There is no such thing as a perfect relationship or marriage. However, some people believe that there is, and they think that it can be achieved simply by finding the right person. That, of course, is a misconception that has lead to disappointment and, more importantly and worse, broken or dysfunctional unions and families.
Love, courtship, and marriage may be often taught in Christian churches in Dubai or anywhere else in the world, but it’s not so often that they tell you this: the right person, no matter how much you think that he or she is the right one for you, isn’t going to solve your love-related problems or make you a better lover. People don’t realize this, and that is why relationships and marriages fail.
A Past Scene
Before getting into a relationship and getting in front of the altar, you have to first get into the dating scene. And whether you’re looking for someone you want to commit to or just would like to go around and have fun with people, you should know that what you do in this part of your life can affect your future relationships and ultimately your marriage. Because even if you don’t want to commit for now, there may come a time when you already will.
In fact, according to Pastor Andy Stanley, he encounters a lot of couples who ask for his help, and he finds out that a lot of them do not actually have a marriage problem. Instead, what they have are problems from their single lives that they carried over to the marriage. This is because they thought that by marrying the “right person”, all the hang-ups they once had in the past are now over. And then there are those who think that by tying the knot with “The One”, they are going to find something as heavy and major as a marriage to be easy as pie, only to find out that they were wrong when it’s already too late.
More than Chemistry
The reason why these unfortunate fallouts happen is because a lot of people who are looking for a partner think that chemistry and passion will solve all of their problems. What they don’t know, however, is that they should be working on the relationship instead. So when things hit the fan, men think ithat sex, in an attempt to improve their chemistry, is going to fix everything, while the women assume that having a baby – which involves having sex, and is therefore wanted by men – will.
Both of them, however, are not solutions. In fact, bringing forth a child to this world will bring even more problems. And when all of these struggles hit critical mass, their chemistry, the couple’s passion for one another, gets damaged, making them think that they married the wrong person. This leads to divorces and second marriages, which have higher failure rate than first marriages, because they do the same mistakes they did during their previous one.

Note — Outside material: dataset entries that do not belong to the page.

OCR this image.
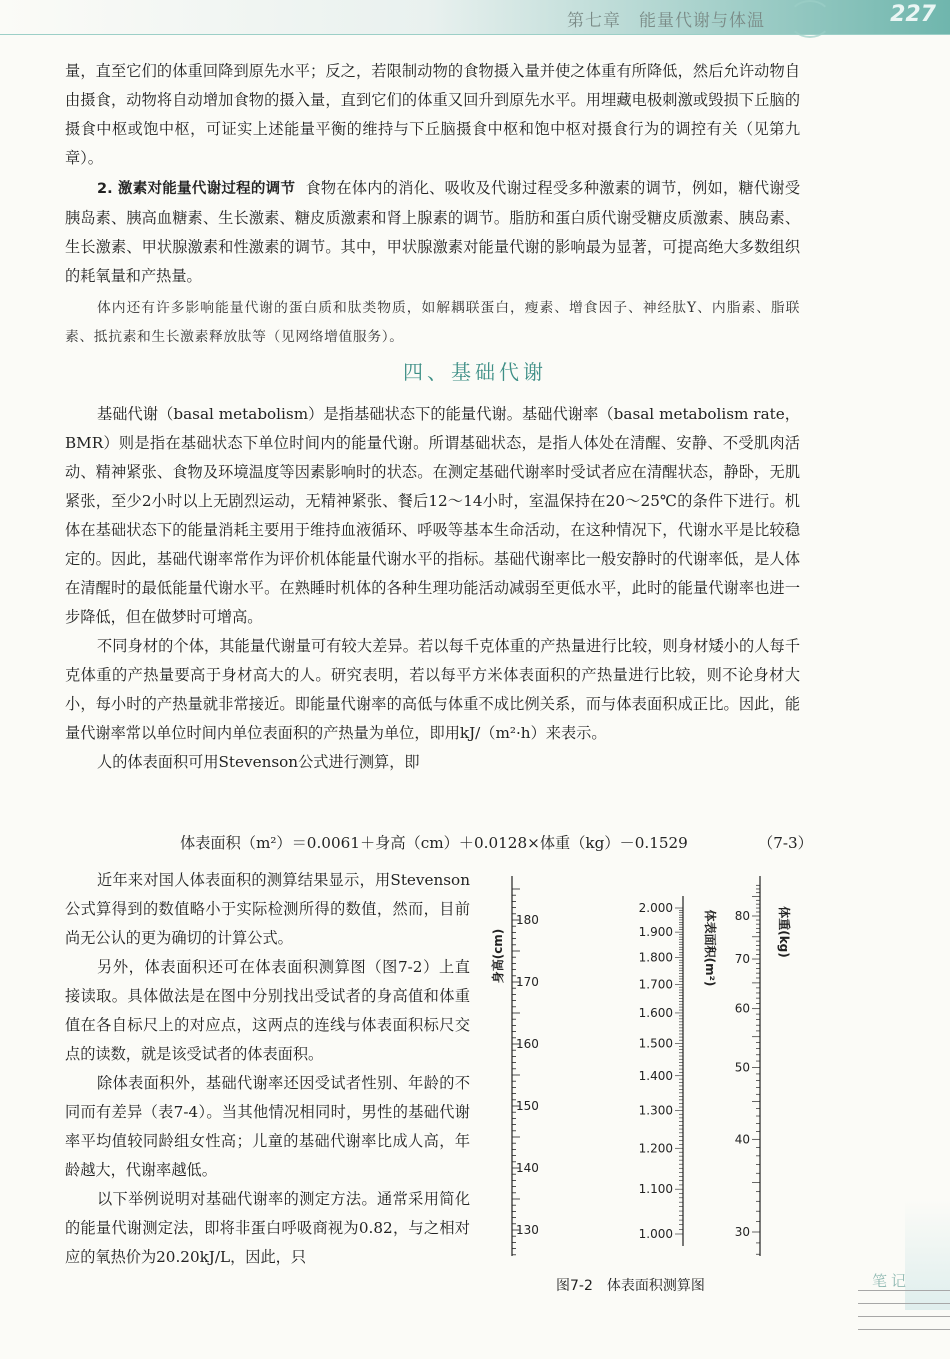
第七章 能量代谢与体温	227

量，直至它们的体重回降到原先水平；反之，若限制动物的食物摄入量并使之体重有所降低，然后允许动物自由摄食，动物将自动增加食物的摄入量，直到它们的体重又回升到原先水平。用埋藏电极刺激或毁损下丘脑的摄食中枢或饱中枢，可证实上述能量平衡的维持与下丘脑摄食中枢和饱中枢对摄食行为的调控有关（见第九章）。

2. 激素对能量代谢过程的调节 食物在体内的消化、吸收及代谢过程受多种激素的调节，例如，糖代谢受胰岛素、胰高血糖素、生长激素、糖皮质激素和肾上腺素的调节。脂肪和蛋白质代谢受糖皮质激素、胰岛素、生长激素、甲状腺激素和性激素的调节。其中，甲状腺激素对能量代谢的影响最为显著，可提高绝大多数组织的耗氧量和产热量。

体内还有许多影响能量代谢的蛋白质和肽类物质，如解耦联蛋白，瘦素、增食因子、神经肽Y、内脂素、脂联素、抵抗素和生长激素释放肽等（见网络增值服务）。

四、基础代谢

基础代谢（basal metabolism）是指基础状态下的能量代谢。基础代谢率（basal metabolism rate，BMR）则是指在基础状态下单位时间内的能量代谢。所谓基础状态，是指人体处在清醒、安静、不受肌肉活动、精神紧张、食物及环境温度等因素影响时的状态。在测定基础代谢率时受试者应在清醒状态，静卧，无肌紧张，至少2小时以上无剧烈运动，无精神紧张、餐后12～14小时，室温保持在20～25℃的条件下进行。机体在基础状态下的能量消耗主要用于维持血液循环、呼吸等基本生命活动，在这种情况下，代谢水平是比较稳定的。因此，基础代谢率常作为评价机体能量代谢水平的指标。基础代谢率比一般安静时的代谢率低，是人体在清醒时的最低能量代谢水平。在熟睡时机体的各种生理功能活动减弱至更低水平，此时的能量代谢率也进一步降低，但在做梦时可增高。

不同身材的个体，其能量代谢量可有较大差异。若以每千克体重的产热量进行比较，则身材矮小的人每千克体重的产热量要高于身材高大的人。研究表明，若以每平方米体表面积的产热量进行比较，则不论身材大小，每小时的产热量就非常接近。即能量代谢率的高低与体重不成比例关系，而与体表面积成正比。因此，能量代谢率常以单位时间内单位表面积的产热量为单位，即用kJ/（m²·h）来表示。

人的体表面积可用Stevenson公式进行测算，即

体表面积（m²）＝0.0061＋身高（cm）＋0.0128×体重（kg）－0.1529	（7-3）

近年来对国人体表面积的测算结果显示，用Stevenson公式算得到的数值略小于实际检测所得的数值，然而，目前尚无公认的更为确切的计算公式。

另外，体表面积还可在体表面积测算图（图7-2）上直接读取。具体做法是在图中分别找出受试者的身高值和体重值在各自标尺上的对应点，这两点的连线与体表面积标尺交点的读数，就是该受试者的体表面积。

除体表面积外，基础代谢率还因受试者性别、年龄的不同而有差异（表7-4）。当其他情况相同时，男性的基础代谢率平均值较同龄组女性高；儿童的基础代谢率比成人高，年龄越大，代谢率越低。

以下举例说明对基础代谢率的测定方法。通常采用简化的能量代谢测定法，即将非蛋白呼吸商视为0.82，与之相对应的氧热价为20.20kJ/L，因此，只

180
170
160
150
140
130
身高(cm)
2.000
1.900
1.800
1.700
1.600
1.500
1.400
1.300
1.200
1.100
1.000
体表面积(m²) 80
70
60
50
40
30
体重(kg)
图7-2　体表面积测算图	笔记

If chemistry is not enough, then what does it take to make relationships and marriages work? Love. However, it’s not the kind of fluffy, passionate love that is glamorized by movies and novels, but the one found in 1 Corinthians 13.
“Love is patient, love is kind. It does not envy, it does not boast, it is not proud. It does not dishonor others, it is not self-seeking, it keeps no record of wrongs. Love does not delight in evil but rejoices with the truth. It always protects, trusts, hopes, and perseveres.” -1 Corinthians 13: 4-7
This is what committed people must do: be patient and kind towards each other, not be envious of one another, refrain from trying to one-up the other, be respectful with one another, put your partner’s needs first, and not keep track of their wrongs. It’s not easy work, but it’s what makes relationships and marriages work.
The reason why couples call it “working it out” when they try to fix their problems is because it’s not easy, and because problems don’t get fixed by working around. They don’t get resolved by looking for another “Right One” either. So, if you want your commitment to succeed, be ready to work things out. Be ready to truly love.